About
I obtained a Master's degree in Physics of Complex Systems from Pierre and Marie Curie University Paris 6 (now Sorbonne University). During my PhD at the Institut Pasteur, I studied bacterial motility in chemoattractant gradients under the supervision of Massimo Vergassola. I then began studying T cell biology during my postdoctoral fellowship with Grégoire Altan-Bonnet at the Sloan Kettering Institute. Since joining the CIML, I have been studying the molecular mechanisms at work during T cell activation. At the CIML, I was first part of the team led by Bernard and Marie Malissen before joining Romain Roncagalli's team.

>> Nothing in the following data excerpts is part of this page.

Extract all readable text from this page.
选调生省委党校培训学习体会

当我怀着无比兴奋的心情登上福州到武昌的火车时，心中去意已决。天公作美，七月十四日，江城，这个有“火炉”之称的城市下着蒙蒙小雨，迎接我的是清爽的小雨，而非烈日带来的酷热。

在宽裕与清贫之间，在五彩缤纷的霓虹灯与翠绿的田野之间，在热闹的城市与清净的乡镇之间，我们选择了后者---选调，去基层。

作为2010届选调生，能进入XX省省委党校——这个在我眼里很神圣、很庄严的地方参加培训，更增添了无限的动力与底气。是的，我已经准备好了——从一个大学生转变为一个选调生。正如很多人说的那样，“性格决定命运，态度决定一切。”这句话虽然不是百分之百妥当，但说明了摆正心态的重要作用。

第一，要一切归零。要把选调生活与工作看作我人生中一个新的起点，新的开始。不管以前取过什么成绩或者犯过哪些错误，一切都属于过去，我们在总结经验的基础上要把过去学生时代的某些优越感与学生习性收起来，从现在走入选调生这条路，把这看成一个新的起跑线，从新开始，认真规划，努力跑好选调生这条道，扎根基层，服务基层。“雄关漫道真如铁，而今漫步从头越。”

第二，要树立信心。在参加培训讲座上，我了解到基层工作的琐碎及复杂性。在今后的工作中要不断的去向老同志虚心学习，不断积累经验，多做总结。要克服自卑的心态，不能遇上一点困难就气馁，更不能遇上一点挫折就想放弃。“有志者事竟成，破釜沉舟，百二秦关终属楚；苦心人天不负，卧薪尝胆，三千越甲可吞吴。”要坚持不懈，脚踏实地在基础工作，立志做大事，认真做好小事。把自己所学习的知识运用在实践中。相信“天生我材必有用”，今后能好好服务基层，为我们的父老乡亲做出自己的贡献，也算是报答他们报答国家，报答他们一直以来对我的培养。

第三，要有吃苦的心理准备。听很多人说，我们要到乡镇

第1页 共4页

T cell activation follows the recognition of an antigen by their TCR (T cell receptor). The interaction between the antigen and the TCR gives rise to a complex signaling cascade involving numerous molecular events, such as post-translational modifications or protein interactions. This results in the activation of T cells, which proliferate and acquire effector functions allowing the elimination of the antigen. I am interested in the exhaustive identification of the different events involved in T cell activation. To do this, I often use mass spectrometry-based approaches. One of my goals is also to determine the functions of these different events in the T cell activation process in the hope of being able to control some of their harmful or beneficial properties in antitumor responses or during autoimmune diseases. I am also particularly interested in how T lymphocytes are able to respond to a small amount of agonistic antigens while remaining insensitive to a large amount of lower affinity antigens. I am thus seeking to identify the molecular events involved in this process of antigenic discrimination, the deregulation of which can be pathological.